When the Ministry of Women, Youth and Persons with Disabilities was introduced years ago its mandate was clear: to provide leadership and empowerment to women, youth and persons with disabilities.

But after eight women working on a film set were repeatedly gang-raped in Krugersdorp on 28 July by a group of heavily-armed men, Minister Maite Nkoana-Mashabane was nowhere to be found.

When news of the crime surfaced, the ministry published a statement expressing shock and anger.

That was the last time the minister or her department had anything to do with the case.

As the police visited the scene and the Department of Social Development offered psycho-social support for the victims and their families, Nkoana-Mashabane was still silent.

Last week, Police Minister Bheki Cele caused an uproar when he said one of the rape victims was “lucky” to have been raped by only one man. Still there was no response or outrage from the ministry that is supposed to be protecting women.

The question remains: who is the department serving if not these women and the young people suffering under the scourge of crime in South Africa?

The rapes of the women in Krugersdorp was far from the first time Nkoana-Mashabane’s ministry failed to act after tragedy.

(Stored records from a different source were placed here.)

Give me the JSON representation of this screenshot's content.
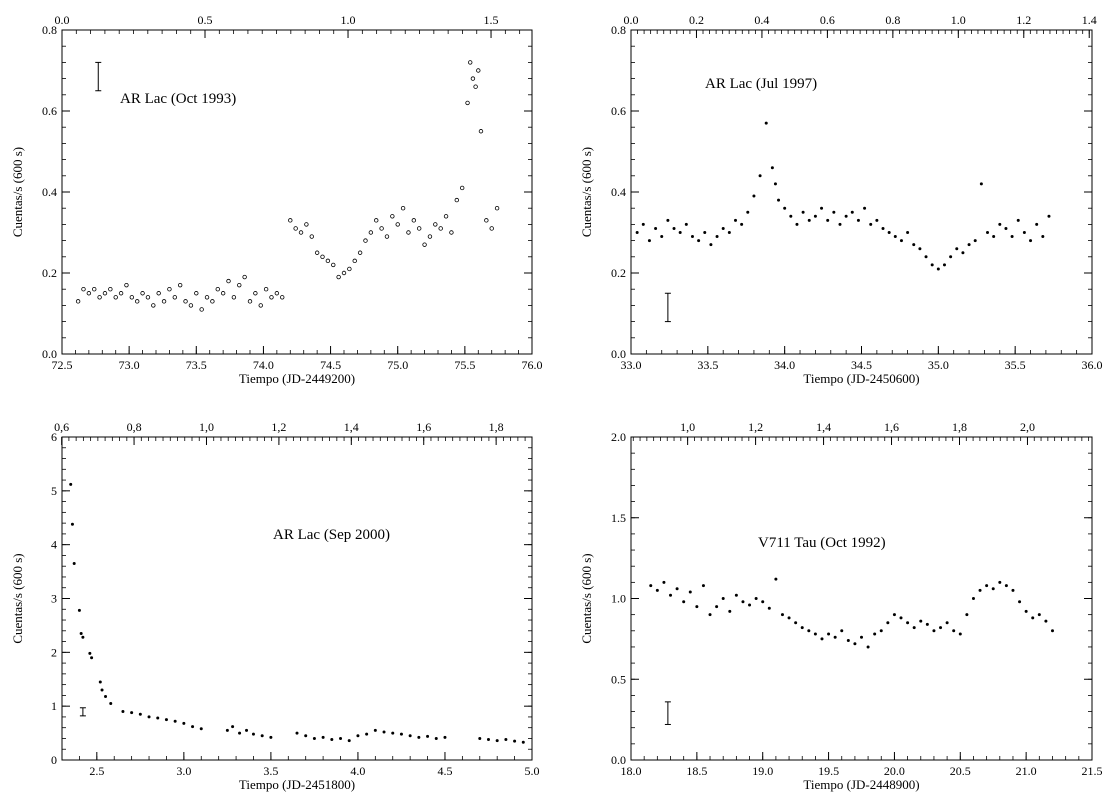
{
  "figure": {
    "background": "#ffffff",
    "ink": "#000000"
  },
  "chart_data": [
    {
      "type": "scatter",
      "title": "AR Lac (Oct 1993)",
      "xlabel": "Tiempo (JD-2449200)",
      "ylabel": "Cuentas/s (600 s)",
      "xlim": [
        72.5,
        76.0
      ],
      "ylim": [
        0.0,
        0.8
      ],
      "xticks": [
        72.5,
        73.0,
        73.5,
        74.0,
        74.5,
        75.0,
        75.5,
        76.0
      ],
      "xtick_labels": [
        "72.5",
        "73.0",
        "73.5",
        "74.0",
        "74.5",
        "75.0",
        "75.5",
        "76.0"
      ],
      "yticks": [
        0.0,
        0.2,
        0.4,
        0.6,
        0.8
      ],
      "ytick_labels": [
        "0.0",
        "0.2",
        "0.4",
        "0.6",
        "0.8"
      ],
      "top_axis": {
        "ticks": [
          0.0,
          0.5,
          1.0,
          1.5
        ],
        "labels": [
          "0.0",
          "0.5",
          "1.0",
          "1.5"
        ],
        "x_at_zero": 72.5,
        "x_per_unit": 2.13
      },
      "marker": "open",
      "error_bar": {
        "x": 72.77,
        "y_low": 0.65,
        "y_high": 0.72
      },
      "grid": false,
      "series": [
        {
          "x": [
            72.62,
            72.66,
            72.7,
            72.74,
            72.78,
            72.82,
            72.86,
            72.9,
            72.94,
            72.98,
            73.02,
            73.06,
            73.1,
            73.14,
            73.18,
            73.22,
            73.26,
            73.3,
            73.34,
            73.38,
            73.42,
            73.46,
            73.5,
            73.54,
            73.58,
            73.62,
            73.66,
            73.7,
            73.74,
            73.78,
            73.82,
            73.86,
            73.9,
            73.94,
            73.98,
            74.02,
            74.06,
            74.1,
            74.14,
            74.2,
            74.24,
            74.28,
            74.32,
            74.36,
            74.4,
            74.44,
            74.48,
            74.52,
            74.56,
            74.6,
            74.64,
            74.68,
            74.72,
            74.76,
            74.8,
            74.84,
            74.88,
            74.92,
            74.96,
            75.0,
            75.04,
            75.08,
            75.12,
            75.16,
            75.2,
            75.24,
            75.28,
            75.32,
            75.36,
            75.4,
            75.44,
            75.48,
            75.52,
            75.54,
            75.56,
            75.58,
            75.6,
            75.62,
            75.66,
            75.7,
            75.74
          ],
          "y": [
            0.13,
            0.16,
            0.15,
            0.16,
            0.14,
            0.15,
            0.16,
            0.14,
            0.15,
            0.17,
            0.14,
            0.13,
            0.15,
            0.14,
            0.12,
            0.15,
            0.13,
            0.16,
            0.14,
            0.17,
            0.13,
            0.12,
            0.15,
            0.11,
            0.14,
            0.13,
            0.16,
            0.15,
            0.18,
            0.14,
            0.17,
            0.19,
            0.13,
            0.15,
            0.12,
            0.16,
            0.14,
            0.15,
            0.14,
            0.33,
            0.31,
            0.3,
            0.32,
            0.29,
            0.25,
            0.24,
            0.23,
            0.22,
            0.19,
            0.2,
            0.21,
            0.23,
            0.25,
            0.28,
            0.3,
            0.33,
            0.31,
            0.29,
            0.34,
            0.32,
            0.36,
            0.3,
            0.33,
            0.31,
            0.27,
            0.29,
            0.32,
            0.31,
            0.34,
            0.3,
            0.38,
            0.41,
            0.62,
            0.72,
            0.68,
            0.66,
            0.7,
            0.55,
            0.33,
            0.31,
            0.36
          ]
        }
      ]
    },
    {
      "type": "scatter",
      "title": "AR Lac (Jul 1997)",
      "xlabel": "Tiempo (JD-2450600)",
      "ylabel": "Cuentas/s (600 s)",
      "xlim": [
        33.0,
        36.0
      ],
      "ylim": [
        0.0,
        0.8
      ],
      "xticks": [
        33.0,
        33.5,
        34.0,
        34.5,
        35.0,
        35.5,
        36.0
      ],
      "xtick_labels": [
        "33.0",
        "33.5",
        "34.0",
        "34.5",
        "35.0",
        "35.5",
        "36.0"
      ],
      "yticks": [
        0.0,
        0.2,
        0.4,
        0.6,
        0.8
      ],
      "ytick_labels": [
        "0.0",
        "0.2",
        "0.4",
        "0.6",
        "0.8"
      ],
      "top_axis": {
        "ticks": [
          0.0,
          0.2,
          0.4,
          0.6,
          0.8,
          1.0,
          1.2,
          1.4
        ],
        "labels": [
          "0.0",
          "0.2",
          "0.4",
          "0.6",
          "0.8",
          "1.0",
          "1.2",
          "1.4"
        ],
        "x_at_zero": 33.0,
        "x_per_unit": 2.13
      },
      "marker": "filled",
      "error_bar": {
        "x": 33.24,
        "y_low": 0.08,
        "y_high": 0.15
      },
      "grid": false,
      "series": [
        {
          "x": [
            33.04,
            33.08,
            33.12,
            33.16,
            33.2,
            33.24,
            33.28,
            33.32,
            33.36,
            33.4,
            33.44,
            33.48,
            33.52,
            33.56,
            33.6,
            33.64,
            33.68,
            33.72,
            33.76,
            33.8,
            33.84,
            33.88,
            33.92,
            33.94,
            33.96,
            34.0,
            34.04,
            34.08,
            34.12,
            34.16,
            34.2,
            34.24,
            34.28,
            34.32,
            34.36,
            34.4,
            34.44,
            34.48,
            34.52,
            34.56,
            34.6,
            34.64,
            34.68,
            34.72,
            34.76,
            34.8,
            34.84,
            34.88,
            34.92,
            34.96,
            35.0,
            35.04,
            35.08,
            35.12,
            35.16,
            35.2,
            35.24,
            35.28,
            35.32,
            35.36,
            35.4,
            35.44,
            35.48,
            35.52,
            35.56,
            35.6,
            35.64,
            35.68,
            35.72
          ],
          "y": [
            0.3,
            0.32,
            0.28,
            0.31,
            0.29,
            0.33,
            0.31,
            0.3,
            0.32,
            0.29,
            0.28,
            0.3,
            0.27,
            0.29,
            0.31,
            0.3,
            0.33,
            0.32,
            0.35,
            0.39,
            0.44,
            0.57,
            0.46,
            0.42,
            0.38,
            0.36,
            0.34,
            0.32,
            0.35,
            0.33,
            0.34,
            0.36,
            0.33,
            0.35,
            0.32,
            0.34,
            0.35,
            0.33,
            0.36,
            0.32,
            0.33,
            0.31,
            0.3,
            0.29,
            0.28,
            0.3,
            0.27,
            0.26,
            0.24,
            0.22,
            0.21,
            0.22,
            0.24,
            0.26,
            0.25,
            0.27,
            0.28,
            0.42,
            0.3,
            0.29,
            0.32,
            0.31,
            0.29,
            0.33,
            0.3,
            0.28,
            0.32,
            0.29,
            0.34
          ]
        }
      ]
    },
    {
      "type": "scatter",
      "title": "AR Lac (Sep 2000)",
      "xlabel": "Tiempo (JD-2451800)",
      "ylabel": "Cuentas/s (600 s)",
      "xlim": [
        2.3,
        5.0
      ],
      "ylim": [
        0,
        6
      ],
      "xticks": [
        2.5,
        3.0,
        3.5,
        4.0,
        4.5,
        5.0
      ],
      "xtick_labels": [
        "2.5",
        "3.0",
        "3.5",
        "4.0",
        "4.5",
        "5.0"
      ],
      "yticks": [
        0,
        1,
        2,
        3,
        4,
        5,
        6
      ],
      "ytick_labels": [
        "0",
        "1",
        "2",
        "3",
        "4",
        "5",
        "6"
      ],
      "top_axis": {
        "ticks": [
          0.6,
          0.8,
          1.0,
          1.2,
          1.4,
          1.6,
          1.8
        ],
        "labels": [
          "0,6",
          "0,8",
          "1,0",
          "1,2",
          "1,4",
          "1,6",
          "1,8"
        ],
        "x_at_zero": 1.05,
        "x_per_unit": 2.08
      },
      "marker": "filled",
      "error_bar": {
        "x": 2.42,
        "y_low": 0.82,
        "y_high": 0.97
      },
      "grid": false,
      "series": [
        {
          "x": [
            2.35,
            2.36,
            2.37,
            2.4,
            2.41,
            2.42,
            2.46,
            2.47,
            2.52,
            2.53,
            2.55,
            2.58,
            2.65,
            2.7,
            2.75,
            2.8,
            2.85,
            2.9,
            2.95,
            3.0,
            3.05,
            3.1,
            3.25,
            3.28,
            3.32,
            3.36,
            3.4,
            3.45,
            3.5,
            3.65,
            3.7,
            3.75,
            3.8,
            3.85,
            3.9,
            3.95,
            4.0,
            4.05,
            4.1,
            4.15,
            4.2,
            4.25,
            4.3,
            4.35,
            4.4,
            4.45,
            4.5,
            4.7,
            4.75,
            4.8,
            4.85,
            4.9,
            4.95
          ],
          "y": [
            5.12,
            4.38,
            3.65,
            2.78,
            2.35,
            2.28,
            1.98,
            1.9,
            1.45,
            1.3,
            1.18,
            1.05,
            0.9,
            0.88,
            0.85,
            0.8,
            0.78,
            0.75,
            0.72,
            0.68,
            0.62,
            0.58,
            0.55,
            0.62,
            0.5,
            0.55,
            0.48,
            0.45,
            0.42,
            0.5,
            0.45,
            0.4,
            0.42,
            0.38,
            0.4,
            0.36,
            0.45,
            0.48,
            0.55,
            0.52,
            0.5,
            0.48,
            0.45,
            0.42,
            0.44,
            0.4,
            0.42,
            0.4,
            0.38,
            0.36,
            0.38,
            0.35,
            0.33
          ]
        }
      ]
    },
    {
      "type": "scatter",
      "title": "V711 Tau (Oct 1992)",
      "xlabel": "Tiempo (JD-2448900)",
      "ylabel": "Cuentas/s (600 s)",
      "xlim": [
        18.0,
        21.5
      ],
      "ylim": [
        0.0,
        2.0
      ],
      "xticks": [
        18.0,
        18.5,
        19.0,
        19.5,
        20.0,
        20.5,
        21.0,
        21.5
      ],
      "xtick_labels": [
        "18.0",
        "18.5",
        "19.0",
        "19.5",
        "20.0",
        "20.5",
        "21.0",
        "21.5"
      ],
      "yticks": [
        0.0,
        0.5,
        1.0,
        1.5,
        2.0
      ],
      "ytick_labels": [
        "0.0",
        "0.5",
        "1.0",
        "1.5",
        "2.0"
      ],
      "top_axis": {
        "ticks": [
          1.0,
          1.2,
          1.4,
          1.6,
          1.8,
          2.0
        ],
        "labels": [
          "1,0",
          "1,2",
          "1,4",
          "1,6",
          "1,8",
          "2,0"
        ],
        "x_at_zero": 15.85,
        "x_per_unit": 2.58
      },
      "marker": "filled",
      "error_bar": {
        "x": 18.28,
        "y_low": 0.22,
        "y_high": 0.36
      },
      "grid": false,
      "series": [
        {
          "x": [
            18.15,
            18.2,
            18.25,
            18.3,
            18.35,
            18.4,
            18.45,
            18.5,
            18.55,
            18.6,
            18.65,
            18.7,
            18.75,
            18.8,
            18.85,
            18.9,
            18.95,
            19.0,
            19.05,
            19.1,
            19.15,
            19.2,
            19.25,
            19.3,
            19.35,
            19.4,
            19.45,
            19.5,
            19.55,
            19.6,
            19.65,
            19.7,
            19.75,
            19.8,
            19.85,
            19.9,
            19.95,
            20.0,
            20.05,
            20.1,
            20.15,
            20.2,
            20.25,
            20.3,
            20.35,
            20.4,
            20.45,
            20.5,
            20.55,
            20.6,
            20.65,
            20.7,
            20.75,
            20.8,
            20.85,
            20.9,
            20.95,
            21.0,
            21.05,
            21.1,
            21.15,
            21.2
          ],
          "y": [
            1.08,
            1.05,
            1.1,
            1.02,
            1.06,
            0.98,
            1.04,
            0.95,
            1.08,
            0.9,
            0.95,
            1.0,
            0.92,
            1.02,
            0.98,
            0.96,
            1.0,
            0.98,
            0.94,
            1.12,
            0.9,
            0.88,
            0.85,
            0.82,
            0.8,
            0.78,
            0.75,
            0.78,
            0.76,
            0.8,
            0.74,
            0.72,
            0.76,
            0.7,
            0.78,
            0.8,
            0.85,
            0.9,
            0.88,
            0.85,
            0.82,
            0.86,
            0.84,
            0.8,
            0.82,
            0.85,
            0.8,
            0.78,
            0.9,
            1.0,
            1.05,
            1.08,
            1.06,
            1.1,
            1.08,
            1.05,
            0.98,
            0.92,
            0.88,
            0.9,
            0.86,
            0.8
          ]
        }
      ]
    }
  ]
}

Six weeks ago, 21 young people died mysteriously at the Enyobeni Tavern in East London. The youngest was 13.

Again, the minister issued a statement to say she was saddened by the deaths – and again this was the last we heard from her on the issue.

Many were angered by the fact that kids as young as 13 were at a tavern in the early hours of the morning. The president even backed calls for the legal drinking age to be elevated to 21.

While a range of government officials held press briefings to offer updates on the cause of the 21 deaths, Nkoana-Mashabane was absent.

The minister’s mandate is to provide empowerment to women and young people. Empowerment is not achieved by statements expressing shock, but rather real policies to curb the scourge of gender-based violence and young deaths in this country.